Dammbruch: Suche nach Gerechtigkeit
Angehörige von Opfern eines Dammbruchs in Brasilien klagen nun das Unternehmen TÜV Süd in München, um Entschädigungen zu erreichen.
Als die Hoffnung noch nicht gestorben war und Gustavo Barroso weiter die Illusion hegte, dass seine Schwester Izabela bei dem verheerenden Dammbruch von Brumadinho überlebt hatte, traf er seinen Vater eines Tages weinend zu Hause am Boden an. Dieser war verzweifelt angesichts der Ungewissheit. „Wenn ich daran denke, gibt mir das die Kraft für das, was wir machen“, sagt Barroso zur Deutschen Presse-Agentur. Gemeinsam mit anderen klagt er nun gegen das Prüfunternehmen TÜV Süd.

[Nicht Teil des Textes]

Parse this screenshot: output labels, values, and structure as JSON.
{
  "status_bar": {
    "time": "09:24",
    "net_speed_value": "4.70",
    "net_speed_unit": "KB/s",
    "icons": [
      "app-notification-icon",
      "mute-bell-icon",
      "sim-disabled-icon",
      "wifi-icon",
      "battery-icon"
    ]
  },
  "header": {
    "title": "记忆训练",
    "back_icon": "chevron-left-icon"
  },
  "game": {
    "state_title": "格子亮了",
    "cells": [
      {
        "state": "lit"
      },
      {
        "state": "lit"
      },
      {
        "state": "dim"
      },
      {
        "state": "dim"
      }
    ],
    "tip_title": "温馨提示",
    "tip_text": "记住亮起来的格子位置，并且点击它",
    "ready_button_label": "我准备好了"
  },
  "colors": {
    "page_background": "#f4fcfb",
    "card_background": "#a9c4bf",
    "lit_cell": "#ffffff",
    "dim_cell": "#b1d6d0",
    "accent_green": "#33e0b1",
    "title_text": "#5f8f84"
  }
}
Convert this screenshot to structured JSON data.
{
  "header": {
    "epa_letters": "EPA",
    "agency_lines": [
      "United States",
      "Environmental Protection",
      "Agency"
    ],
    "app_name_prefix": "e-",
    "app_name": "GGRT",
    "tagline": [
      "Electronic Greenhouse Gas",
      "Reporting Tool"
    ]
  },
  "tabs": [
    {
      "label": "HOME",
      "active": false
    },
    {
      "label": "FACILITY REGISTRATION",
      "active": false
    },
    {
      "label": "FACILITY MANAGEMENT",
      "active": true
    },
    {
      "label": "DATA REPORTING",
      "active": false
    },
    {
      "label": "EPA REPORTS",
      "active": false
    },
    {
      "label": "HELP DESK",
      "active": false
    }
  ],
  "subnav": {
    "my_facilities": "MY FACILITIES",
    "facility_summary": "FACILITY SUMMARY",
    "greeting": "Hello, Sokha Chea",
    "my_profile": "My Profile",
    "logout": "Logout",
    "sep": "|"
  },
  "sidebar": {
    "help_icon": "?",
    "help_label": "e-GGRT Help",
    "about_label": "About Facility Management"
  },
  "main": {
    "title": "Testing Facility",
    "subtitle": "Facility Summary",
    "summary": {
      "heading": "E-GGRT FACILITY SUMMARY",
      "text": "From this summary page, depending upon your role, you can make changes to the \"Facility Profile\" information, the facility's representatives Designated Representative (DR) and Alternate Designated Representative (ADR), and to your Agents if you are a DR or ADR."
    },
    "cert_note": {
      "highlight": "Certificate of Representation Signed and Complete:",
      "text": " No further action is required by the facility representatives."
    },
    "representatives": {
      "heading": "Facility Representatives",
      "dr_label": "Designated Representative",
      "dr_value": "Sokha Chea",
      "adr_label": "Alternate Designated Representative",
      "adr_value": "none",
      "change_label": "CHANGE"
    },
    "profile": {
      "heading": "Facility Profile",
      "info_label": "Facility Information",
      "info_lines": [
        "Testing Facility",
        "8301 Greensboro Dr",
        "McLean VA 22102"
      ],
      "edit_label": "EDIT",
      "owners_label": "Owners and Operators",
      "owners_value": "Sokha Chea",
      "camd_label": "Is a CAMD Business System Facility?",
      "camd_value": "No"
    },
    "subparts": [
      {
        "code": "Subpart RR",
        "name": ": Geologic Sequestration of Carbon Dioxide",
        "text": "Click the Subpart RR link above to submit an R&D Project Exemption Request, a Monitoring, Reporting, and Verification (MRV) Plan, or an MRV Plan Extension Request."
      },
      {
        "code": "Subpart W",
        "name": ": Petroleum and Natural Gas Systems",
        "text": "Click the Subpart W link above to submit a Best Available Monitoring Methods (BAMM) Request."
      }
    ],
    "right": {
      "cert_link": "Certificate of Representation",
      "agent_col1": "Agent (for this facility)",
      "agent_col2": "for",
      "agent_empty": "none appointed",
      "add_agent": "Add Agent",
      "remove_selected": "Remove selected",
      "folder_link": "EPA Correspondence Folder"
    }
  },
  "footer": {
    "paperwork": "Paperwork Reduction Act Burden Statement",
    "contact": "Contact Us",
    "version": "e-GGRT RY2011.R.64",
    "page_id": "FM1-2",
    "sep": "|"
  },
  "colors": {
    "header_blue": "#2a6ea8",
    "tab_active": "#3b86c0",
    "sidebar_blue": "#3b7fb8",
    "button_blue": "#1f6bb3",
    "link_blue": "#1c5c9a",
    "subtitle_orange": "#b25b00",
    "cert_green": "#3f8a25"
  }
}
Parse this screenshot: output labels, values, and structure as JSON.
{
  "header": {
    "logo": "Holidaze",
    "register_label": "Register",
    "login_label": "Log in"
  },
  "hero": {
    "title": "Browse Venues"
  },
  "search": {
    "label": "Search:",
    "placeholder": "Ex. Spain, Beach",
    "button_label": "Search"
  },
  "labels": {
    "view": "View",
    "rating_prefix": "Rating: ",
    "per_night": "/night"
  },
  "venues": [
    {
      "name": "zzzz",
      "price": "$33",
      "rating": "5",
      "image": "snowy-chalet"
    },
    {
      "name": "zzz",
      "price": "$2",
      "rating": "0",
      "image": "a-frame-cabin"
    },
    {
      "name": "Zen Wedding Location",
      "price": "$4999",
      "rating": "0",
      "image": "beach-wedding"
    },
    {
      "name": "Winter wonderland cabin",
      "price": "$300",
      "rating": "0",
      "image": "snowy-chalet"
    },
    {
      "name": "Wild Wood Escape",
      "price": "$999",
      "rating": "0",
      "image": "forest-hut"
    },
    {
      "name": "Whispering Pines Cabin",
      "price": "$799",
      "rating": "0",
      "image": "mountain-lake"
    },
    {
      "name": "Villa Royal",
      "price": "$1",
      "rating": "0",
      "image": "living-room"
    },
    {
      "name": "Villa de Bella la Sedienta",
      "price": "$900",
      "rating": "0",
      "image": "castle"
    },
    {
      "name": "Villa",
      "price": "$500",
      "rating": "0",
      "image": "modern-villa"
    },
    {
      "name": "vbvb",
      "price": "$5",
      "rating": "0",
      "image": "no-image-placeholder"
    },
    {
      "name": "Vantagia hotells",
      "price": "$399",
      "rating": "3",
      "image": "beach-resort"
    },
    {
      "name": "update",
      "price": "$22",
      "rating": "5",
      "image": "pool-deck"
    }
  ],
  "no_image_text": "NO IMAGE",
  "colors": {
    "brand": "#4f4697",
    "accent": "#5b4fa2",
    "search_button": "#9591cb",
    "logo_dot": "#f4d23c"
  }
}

Am 25. Jänner 2019 brach der Damm an der Mine Córrego do Feijão, eine Schlammlawine ergoss sich über die hügelige Landschaft des brasilianischen Bundesstaates Minas Gerais. Das brasilianische Tochterunternehmen des TÜV Süd hatte die Rückhaltebecken kurz vor dem Dammbruch geprüft und für sicher befunden. Die Schlammlawine wälzte sich über Teile der Mine und benachbarte Siedlungen, riss Gerätschaften und Häuser, Tiere und Menschen mit. Begrub auch Izabela Barroso, Ingenieurin bei Vale, die wie viele der mindestens 260 Todesopfer in der Kantine Mittagspause machte, unter sich. Weitere zehn Menschen gelten noch immer als vermisst. Der Minenbetreiber Vale ist eines der größten Bergbauunternehmen der Welt.
Um beim Auftakt im Zivilprozess gegen das deutsche Prüfunternehmen mit Sitz in München am dortigen Landgericht am 28. September dabei zu sein, wird Gustavo Barroso mit seinem älteren Bruder und Izabelas Witwer nach Deutschland fliegen. Das schulde er seiner Schwester. „Wir wollen der Welt zeigen, dass das kein Unfall oder Unglück, sondern ein Verbrechen war“, sagt Gustavo Barroso. Seine Familie, der Witwer seiner Schwester Izabela und die Gemeinde Brumadinho sind die Kläger in dem Musterverfahren. „Nach anwendbarem brasilianischen Umweltrecht haften alle direkt oder indirekt an einer Umweltverschmutzung Beteiligten und daher auch die TÜV Süd AG“, erklärt Anwalt Jan Erik Spangenberg aus Hamburg. Ziel sei, dass der TÜV Süd sich der Verantwortung stelle und in Verhandlungen über die Entschädigung aller Opfer eintrete.
TÜV Süd erklärt, es sei ein schreckliches Unglück gewesen: „Wir sind jedoch überzeugt, dass TÜV Süd keine rechtliche Verantwortung für den Dammbruch trägt. Die Haftung des Dammbetreibers wurde in Brasilien bereits festgestellt.“Nach Meinung der Staatsanwaltschaft von Minas Gerais wurde das Zertifikat ausgestellt, obwohl den Prüfern der schlechte Zustand der Anlage und das Risiko bewusst waren. Ein verantwortlicher Prüfer hatte ausgesagt, Vale-Vertreter hätten ihn unter Druck gesetzt.